In collaborazione con il Goethe institut di Roma, il Palazzo delle esposizioni presenta un insieme di lavori di Gunther Uecker, un artista molto noto in Germania e praticamente sconosciuto in Italia. In contemporanea, al Goethe Institut in Via Savoia, Uecker espone una serie di incisioni raccolte sotto il titolo "Pietre Romane".

Le opere in mostra al Palazzo delle esposizioni sono state tutte realizzate tra l'autunno 1992 e la primavera 1993. L'uomo lacerato a cui si allude nel titolo è l'artista stesso che attraverso l'esposizione di quattordici oggetti (o attrezzi come preferisce chiamarli), offre un autoritratto spietato di sè e dell'intera umanità. Le lacerazioni, le ferite che Uecker vede in se stesso sono le lacerazioni della realtà tedesca contemporanea sempre più xenofoba, intollerante e ancora oppressa da un pesante passato.

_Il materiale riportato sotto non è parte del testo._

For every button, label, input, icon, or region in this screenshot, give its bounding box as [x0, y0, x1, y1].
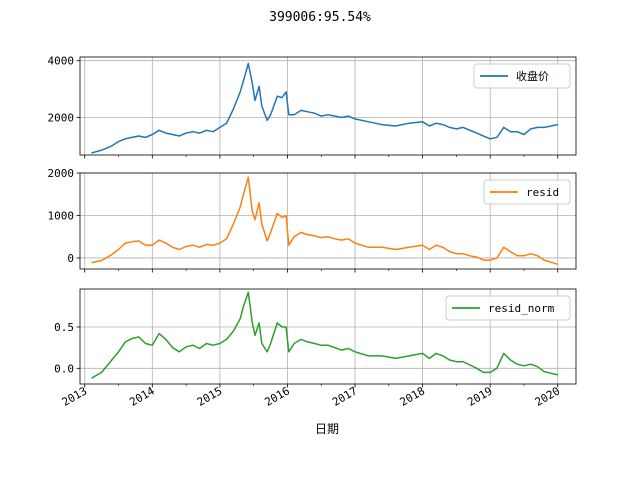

Gli oggetti esposti sono caricati di un immediato valore simbolico: sono tutti irti di spine, superfici scabrose di sassi appuntiti e fitte di lunghi chiodi rugginosi. Oggetti a metà strada tra idoli primitivi e strumenti di tortura sul cui funzionamento la mente si interroga non senza morbosità. Ci sono pali di legno accuminati che formano gabbie a grandezza d'uomo, pannelli appesi alla parete da cui sporgono minacciosamente pietre e chiodi ritorti.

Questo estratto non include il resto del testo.